Fred: The pivotal role of Mick Fleetwood’s imaginary friend

Drummers are always odd-balls, aren’t they? You only have to rattle off a few of the heavy hitters to determine that they truly lived in their own world, undeterred by the vanity of music performance. They didn’t mind getting sweaty, pulling silly faces and being largely invisible to the eye of screaming fans. If you don’t believe me, go back and watch some old Fleetwood Mac performances and notice how entirely unhinged Mick Fleetwood looks.

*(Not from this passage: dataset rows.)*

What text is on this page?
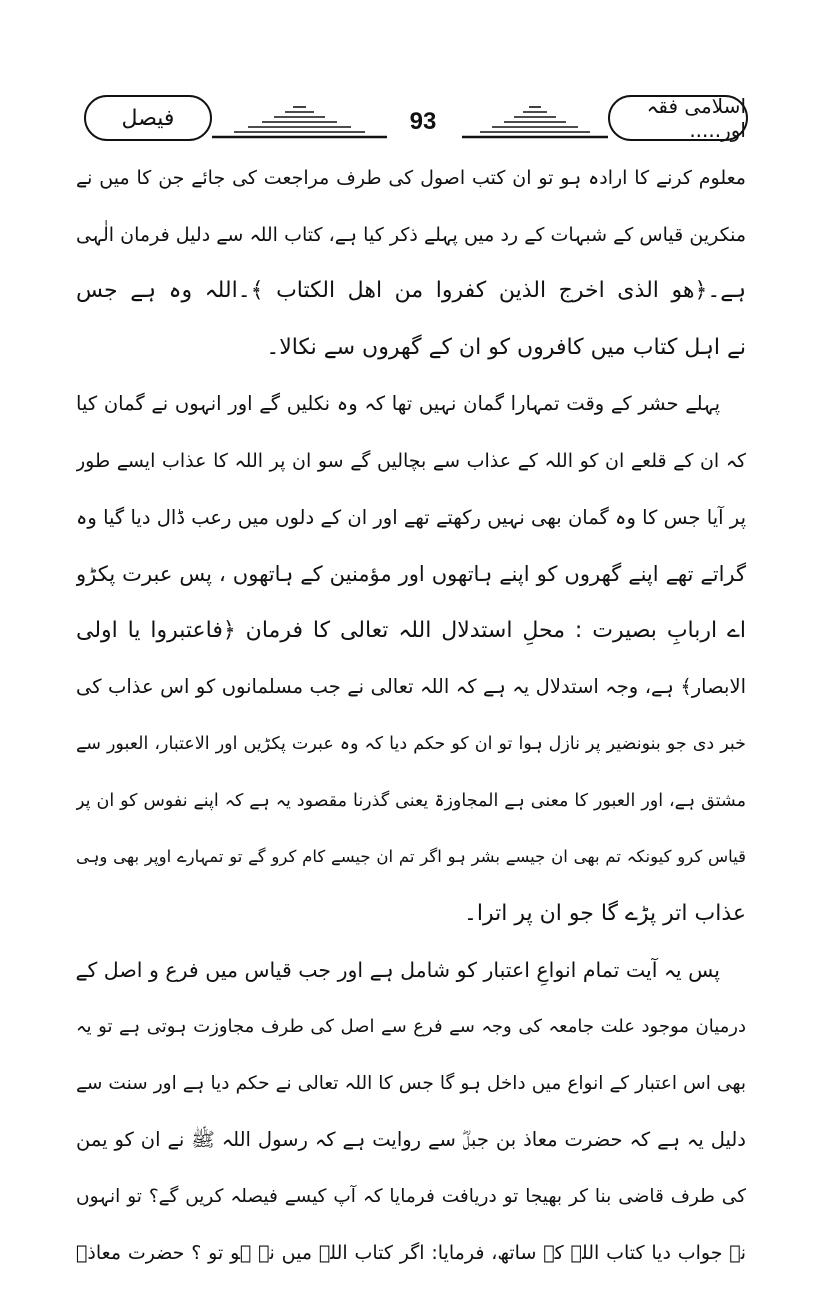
فیصل	93
اسلامی فقہ اور.....
معلوم کرنے کا ارادہ ہو تو ان کتب اصول کی طرف مراجعت کی جائے جن کا میں نے
منکرین قیاس کے شبہات کے رد میں پہلے ذکر کیا ہے، کتاب اللہ سے دلیل فرمان الٰہی
ہے۔﴿هو الذى اخرج الذين كفروا من اهل الكتاب ﴾۔اللہ وہ ہے جس
نے اہل کتاب میں کافروں کو ان کے گھروں سے نکالا۔
پہلے حشر کے وقت تمہارا گمان نہیں تھا کہ وہ نکلیں گے اور انہوں نے گمان کیا
کہ ان کے قلعے ان کو اللہ کے عذاب سے بچالیں گے سو ان پر اللہ کا عذاب ایسے طور
پر آیا جس کا وہ گمان بھی نہیں رکھتے تھے اور ان کے دلوں میں رعب ڈال دیا گیا وہ
گراتے تھے اپنے گھروں کو اپنے ہاتھوں اور مؤمنین کے ہاتھوں ، پس عبرت پکڑو
اے اربابِ بصیرت : محلِ استدلال اللہ تعالی کا فرمان ﴿فاعتبروا يا اولى
الابصار﴾ ہے، وجہ استدلال یہ ہے کہ اللہ تعالی نے جب مسلمانوں کو اس عذاب کی
خبر دی جو بنونضیر پر نازل ہوا تو ان کو حکم دیا کہ وہ عبرت پکڑیں اور الاعتبار، العبور سے
مشتق ہے، اور العبور کا معنی ہے المجاوزۃ یعنی گذرنا مقصود یہ ہے کہ اپنے نفوس کو ان پر
قیاس کرو کیونکہ تم بھی ان جیسے بشر ہو اگر تم ان جیسے کام کرو گے تو تمہارے اوپر بھی وہی
عذاب اتر پڑے گا جو ان پر اترا۔
پس یہ آیت تمام انواعِ اعتبار کو شامل ہے اور جب قیاس میں فرع و اصل کے
درمیان موجود علت جامعہ کی وجہ سے فرع سے اصل کی طرف مجاوزت ہوتی ہے تو یہ
بھی اس اعتبار کے انواع میں داخل ہو گا جس کا اللہ تعالی نے حکم دیا ہے اور سنت سے
دلیل یہ ہے کہ حضرت معاذ بن جبلؓ سے روایت ہے کہ رسول اللہ ﷺ نے ان کو یمن
کی طرف قاضی بنا کر بھیجا تو دریافت فرمایا کہ آپ کیسے فیصلہ کریں گے؟ تو انہوں
نے جواب دیا کتاب اللہ کے ساتھ، فرمایا: اگر کتاب اللہ میں نہ ہو تو ؟ حضرت معاذؓ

But who can blame him? He steered the ship of a rock and roll merry-go-round for several years before finally landing on a line-up that would bring him his much-needed musical glory. After flirting with greatness with Peter Green on the axe, the latter realised how closely linked stardom was to destruction as he left the band under the strain of LSD usage. 

When Fleetwood finally landed the five-piece that would go on to cement their place in musical history, he unknowingly became the middleman in a soap opera-like dynamic. His two lead singers, Stevie Nicks and Lindsey Buckingham, were in the middle of a hideous break-up that felt as though it would implode into chaos during any given live show. While his founding partner, John McVie, was divorcing vocalist Christine McVie while she was penning chart-topping love songs about the band’s lighting director.

Naturally, every conversation Fleetwood may have tried to have with his bandmates off-stage was riddled with tension, leaving him to walk a tight-rope of eggshells in the hopes of keeping his world-conquering band in one piece. So, no wonder he smashed the hell out of the drums onstage every night, for it must have been a physical release of his silent frustration.

Like all of his counterparts in the industry at that time, Fleetwood leant into heavy drug use offstage. While it would have surely been a means of welcome escapism from the turbulence of the band, his partying was merely a sign of the times. A decade where hedonistic opulence was waiting with open arms, ready to distract brilliant musicians.

And so, with no real friends at any of these parties who could stop Fleetwood from letting rip, he had to conjure an imaginary friend of his own to help guide him truly out of harm’s way. “I call him Fred,” Fleetwood said, explaining, “When I was a fucking nutcase, Fred would go, ‘Mick, you’d better goto sleep now,’ and I’d go, What the fuck do I want to go and sleep for? l’m 20 grams in and I’m up for 10 days, I could give a shit. Fred would say, ‘Because you’ve got eight more shows to do and you’re going to make a fool of yourself’.”

Thank god for Fred because there was very little evidence of anyone talking any real sense at the music industry parties of the 1970s. It’s just a shame for Fleetwood that in the troubling decades that followed for the band, when they would finally dissolve as a unit, Fred couldn’t actually spring to life and help him write his next Rumours.